Scientists across the globe are stepping up the fight against cancer, joining forces to create a first-of-a-kind database of genetic factors, research institutions said Wednesday.
The International Cancer Genome Consortium was formed by research bodies in nine countries and the European Commission for efforts projected to take up to a decade.
"This is the first large international cooperation" on cancer research at the genetic level, said Takuya Okamoto, a research promotion official at Japan's state-backed Riken institution, which is involved in the project.
The consortium will allow research to be conducted internationally without duplication, he said.
"We didn't have a good tool to fight cancer before but now we're seeing the light in revealing its mechanisms at the level of genes," he said.

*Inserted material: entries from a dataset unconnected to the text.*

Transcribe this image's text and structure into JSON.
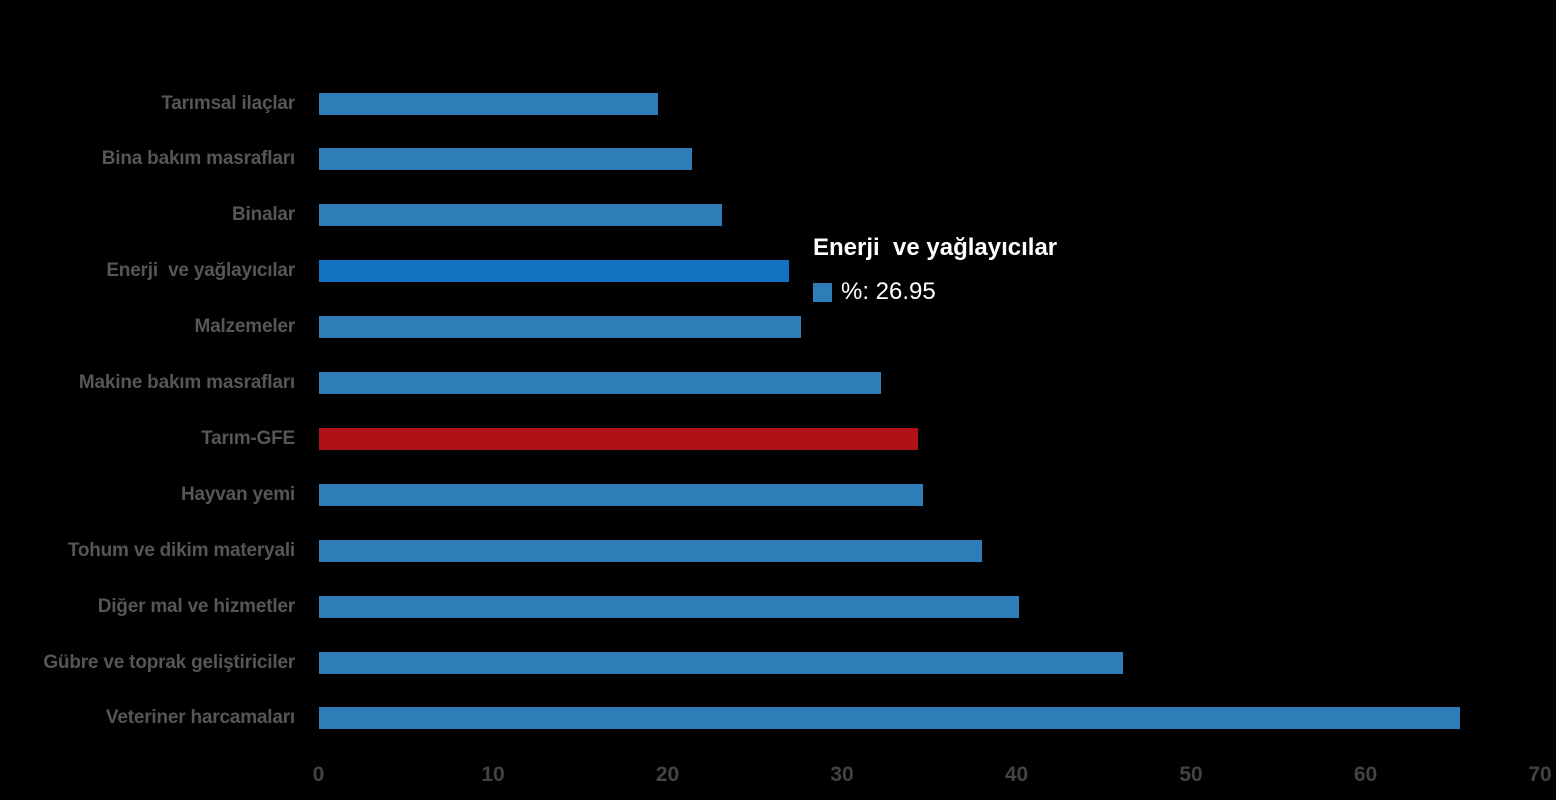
{
  "chart_data": {
    "type": "bar",
    "orientation": "horizontal",
    "title": "",
    "xlabel": "",
    "ylabel": "",
    "xlim": [
      0,
      70
    ],
    "x_ticks": [
      0,
      10,
      20,
      30,
      40,
      50,
      60,
      70
    ],
    "grid": false,
    "legend": false,
    "categories": [
      "Tarımsal ilaçlar",
      "Bina bakım masrafları",
      "Binalar",
      "Enerji  ve yağlayıcılar",
      "Malzemeler",
      "Makine bakım masrafları",
      "Tarım-GFE",
      "Hayvan yemi",
      "Tohum ve dikim materyali",
      "Diğer mal ve hizmetler",
      "Gübre ve toprak geliştiriciler",
      "Veteriner harcamaları"
    ],
    "series": [
      {
        "name": "%",
        "values": [
          19.4,
          21.4,
          23.1,
          26.95,
          27.65,
          32.2,
          34.3,
          34.6,
          38.0,
          40.1,
          46.1,
          65.4
        ]
      }
    ],
    "bar_states": [
      "normal",
      "normal",
      "normal",
      "hover",
      "normal",
      "normal",
      "red",
      "normal",
      "normal",
      "normal",
      "normal",
      "normal"
    ],
    "highlighted_point": {
      "category": "Enerji  ve yağlayıcılar",
      "series": "%",
      "value": 26.95
    },
    "colors": {
      "background": "#000000",
      "bar_blue": "#2E7CB8",
      "bar_blue_hover": "#1173C1",
      "bar_red": "#AE1117",
      "category_label": "#565656",
      "tick_label": "#434343",
      "tooltip_text": "#FFFFFF",
      "tooltip_swatch": "#2E7CB8"
    },
    "tooltip": {
      "title": "Enerji  ve yağlayıcılar",
      "value_label": "%: 26.95"
    }
  }
}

The project was initiated by Canada's Ontario Institute for Cancer Research and the US National Institutes of Health, he said. Its secretariat will be housed at the Canadian institute in Toronto.
Once thought of as a single disease, cancer is now understood to consist of a large number of different conditions, the consortium noted in a statement.
In almost all forms, however, cancer changes the genetic blueprint, or genomes, of cells, and causes disruptions within normal biological pathways, leading to uncontrolled cell growth, it said.
Each participating institution will take up one type or subtype of cancer and find data on it at its own cost. Each batch of research is estimated to cost 20 million dollars.
Eventually, a genetic catalogue would allow doctors to warn patients of risks by analysing their genes, Okamoto said.
"Because genetic mutations are often specific to a particular type of cancer, having a catalogue of them would make it clear for researchers what they should target and how they should fight," Okamoto said.
Worldwide, more than 7.5 million people died of cancer and more than 12 million new cases were diagnosed in 2007, according to institutions involved in the project.
Unless medical progress is made, those numbers are expected to rise to 17.5 million deaths and 27 million new cases in 2050, they said.
Countries involved in the project are Australia, Britain, Canada, China, France, India, Japan, Singapore and the United States.
The consortium said it would extend an invitation to all nations to participate and will make its data freely available.